Question

The sample of monoatomic gas undergoes a process as represented by$T–V$ graph (if ${\mathrm{P}}_0{\mathrm{V}}_0=\frac{1}{3}{\mathrm{RT}}_0$) then:

$$\begin{gathered} \left(\mathrm{P}\right){\mathrm{W}}_{1->2}=\frac{1}{3}{\mathrm{RT}}_0\ln 2 \\ \left(\mathrm{Q}\right){\mathrm{Q}}_{1->2->3}=\frac{1}{6}{\mathrm{RT}}_0(2\ln (2)+3) \\ \left(\mathrm{R}\right){\mathrm{U}}_{1->2}=0 \\ \left(\mathrm{S}\right){\mathrm{W}}_{1->2->3}=\frac{{\mathrm{RT}}_0}{3}\ln 2 \end{gathered}$$

Which of the following options are correct?

• A. $\mathrm{P},\mathrm{Q}$ are incorrect
• B. $\mathrm{R},\mathrm{S}$ are incorrect
• C. $\mathrm{P},\mathrm{Q},\mathrm{S}$ are incorrect
• D. None of these

Answer 1

The correct option is D

None of these

Step 1: Given Data

$$\begin{gathered} \mathrm{f}=\frac{3}{2}\mathrm{R} \\ \mathrm{n}=\frac{1}{3} \end{gathered}$$

Where, $f$is the ratio of specific heats.

$n$ is the number of moles

$$\begin{gathered} \left(\mathrm{P}\right){\mathrm{W}}_{1->2}=\frac{1}{3}{\mathrm{RT}}_0\ln 2 \\ \left(\mathrm{Q}\right){\mathrm{Q}}_{1->2->3}=\frac{1}{6}{\mathrm{RT}}_0(2\ln (2)+3) \\ \left(\mathrm{R}\right){\mathrm{U}}_{1->2}=0 \\ \left(\mathrm{S}\right){\mathrm{W}}_{1->2->3}=\frac{{\mathrm{RT}}_0}{3}\ln 2 \end{gathered}$$

$R$ is the real gas constant

$U$is the internal energy

$W$ is work done by the system

$Q$ is the heat added to the system

$T_0$ is the temperature of the source of heat.

Step 2: Process: P Work done from process 1 to 2

$$\begin{gathered} {\mathrm{W}}_{1-2}={\mathrm{nRT}}_{\mathrm{o}}\ln 2 \\ {\mathrm{W}}_{1-2}=\frac{1}{3}{\mathrm{RT}}_{\mathrm{o}}\ln 2 \end{gathered}$$

$T_0$ is the temperature of the source of heat.

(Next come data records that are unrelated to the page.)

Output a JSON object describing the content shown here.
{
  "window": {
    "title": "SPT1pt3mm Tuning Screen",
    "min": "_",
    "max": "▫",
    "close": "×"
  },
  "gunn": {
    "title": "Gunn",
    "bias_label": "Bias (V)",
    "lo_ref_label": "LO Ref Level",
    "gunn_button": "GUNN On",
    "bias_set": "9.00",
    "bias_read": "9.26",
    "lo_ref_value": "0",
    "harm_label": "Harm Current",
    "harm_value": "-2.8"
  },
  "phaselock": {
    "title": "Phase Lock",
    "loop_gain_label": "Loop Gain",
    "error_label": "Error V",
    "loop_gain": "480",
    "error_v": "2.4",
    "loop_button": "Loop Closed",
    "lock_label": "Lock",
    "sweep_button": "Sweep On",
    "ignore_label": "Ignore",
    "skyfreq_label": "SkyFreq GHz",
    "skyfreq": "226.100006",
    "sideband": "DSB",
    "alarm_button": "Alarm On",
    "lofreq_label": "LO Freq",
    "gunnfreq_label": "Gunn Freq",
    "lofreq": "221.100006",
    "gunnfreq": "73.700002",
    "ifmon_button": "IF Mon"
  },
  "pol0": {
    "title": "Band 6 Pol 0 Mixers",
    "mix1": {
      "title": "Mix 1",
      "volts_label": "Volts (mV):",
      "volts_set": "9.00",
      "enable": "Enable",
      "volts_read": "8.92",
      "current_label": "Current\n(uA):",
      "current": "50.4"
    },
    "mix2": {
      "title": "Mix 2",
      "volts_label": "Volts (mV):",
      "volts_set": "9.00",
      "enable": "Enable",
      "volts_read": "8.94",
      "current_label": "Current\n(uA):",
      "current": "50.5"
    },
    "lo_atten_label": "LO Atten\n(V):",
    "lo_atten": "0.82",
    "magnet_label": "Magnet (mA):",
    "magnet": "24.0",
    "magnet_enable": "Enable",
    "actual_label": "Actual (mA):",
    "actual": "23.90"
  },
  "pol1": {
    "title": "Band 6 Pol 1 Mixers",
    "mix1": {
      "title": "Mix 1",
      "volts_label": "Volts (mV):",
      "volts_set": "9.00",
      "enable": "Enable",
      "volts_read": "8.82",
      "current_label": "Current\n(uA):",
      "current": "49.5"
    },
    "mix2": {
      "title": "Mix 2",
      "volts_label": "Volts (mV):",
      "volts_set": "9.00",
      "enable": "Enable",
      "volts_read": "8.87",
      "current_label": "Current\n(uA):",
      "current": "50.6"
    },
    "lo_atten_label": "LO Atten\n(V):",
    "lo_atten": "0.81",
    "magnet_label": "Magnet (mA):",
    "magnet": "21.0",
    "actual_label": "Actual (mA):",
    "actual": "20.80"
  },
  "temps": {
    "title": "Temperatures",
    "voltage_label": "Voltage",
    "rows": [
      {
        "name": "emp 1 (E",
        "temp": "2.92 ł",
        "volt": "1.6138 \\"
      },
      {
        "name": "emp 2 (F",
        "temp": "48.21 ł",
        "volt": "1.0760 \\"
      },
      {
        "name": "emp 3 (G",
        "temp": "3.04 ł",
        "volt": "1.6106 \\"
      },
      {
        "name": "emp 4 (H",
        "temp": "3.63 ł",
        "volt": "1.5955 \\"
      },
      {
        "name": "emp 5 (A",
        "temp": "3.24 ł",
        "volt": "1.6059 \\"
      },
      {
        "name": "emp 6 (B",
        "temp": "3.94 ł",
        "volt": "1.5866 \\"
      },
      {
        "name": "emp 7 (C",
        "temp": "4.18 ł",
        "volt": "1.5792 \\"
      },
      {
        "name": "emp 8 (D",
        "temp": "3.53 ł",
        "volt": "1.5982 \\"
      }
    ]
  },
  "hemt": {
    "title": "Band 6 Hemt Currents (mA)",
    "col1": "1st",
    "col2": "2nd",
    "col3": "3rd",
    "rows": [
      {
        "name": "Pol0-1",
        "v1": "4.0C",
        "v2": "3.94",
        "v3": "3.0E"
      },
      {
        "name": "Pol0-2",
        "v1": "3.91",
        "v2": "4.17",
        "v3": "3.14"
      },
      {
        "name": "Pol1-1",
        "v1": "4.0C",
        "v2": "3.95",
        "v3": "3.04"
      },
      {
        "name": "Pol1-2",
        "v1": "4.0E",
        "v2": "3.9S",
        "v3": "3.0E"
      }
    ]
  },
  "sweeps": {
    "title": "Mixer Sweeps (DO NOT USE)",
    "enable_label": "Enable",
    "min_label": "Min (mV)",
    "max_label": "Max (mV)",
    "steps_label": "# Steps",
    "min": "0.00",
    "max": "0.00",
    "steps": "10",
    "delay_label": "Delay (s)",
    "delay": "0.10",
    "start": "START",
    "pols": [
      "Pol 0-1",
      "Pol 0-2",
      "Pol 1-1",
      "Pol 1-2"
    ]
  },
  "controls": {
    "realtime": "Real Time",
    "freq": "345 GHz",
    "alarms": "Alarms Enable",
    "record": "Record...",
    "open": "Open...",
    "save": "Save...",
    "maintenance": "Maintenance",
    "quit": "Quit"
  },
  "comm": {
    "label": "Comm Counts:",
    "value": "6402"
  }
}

$R$ is the real gas constant

$W_{1->2}$ is the work done from process 1 to 2.

Step 3: Process: Q

Total heat change from process 1 to 2 to 3

$$\begin{gathered} {\mathrm{Q}}_{1\to 2\to 3}={\mathrm{Q}}_{1\to 2}+{\mathrm{Q}}_{2\to 3} \\ {\mathrm{Q}}_{1\to 2\to 3}=d{\mathrm{W}}_{1\to 2}+{\mathrm{dU}}_{2\to 3} \\ {\mathrm{Q}}_{1\to 2\to 3}=\frac{R{T}_o}{3}\ln 2+n\frac{f}{2}R{T}_o \\ {\mathrm{Q}}_{1\to 2\to 3}=\frac{R{T}_o}{3}\ln 2+\frac{1}{3}\times \frac{3}{2}R{T}_o \\ {\mathrm{Q}}_{1\to 2\to 3}=\frac{1}{3}R{T}_o\ln 2+\frac{1}{2}R{T}_o \\ {\mathrm{Q}}_{1\to 2\to 3}=R{T}_o\left(\frac{1}{3}\ln 2+\frac{1}{2}\right) \end{gathered}$$

Step 4: Process: R

The process from1 to 2 is an isothermal process and therefore the change in internal energy is zero.

Step 5: Process: S

${\mathrm{W}}_{1-2-3}=\left(\frac{1}{3}\right){\mathrm{RT}}_{\mathrm{o}}\ln 2$

Therefore, the conditions for the processes P, R, and S provided in the question are correct and process Q is incorrect.

Therefore, the correct option is (D).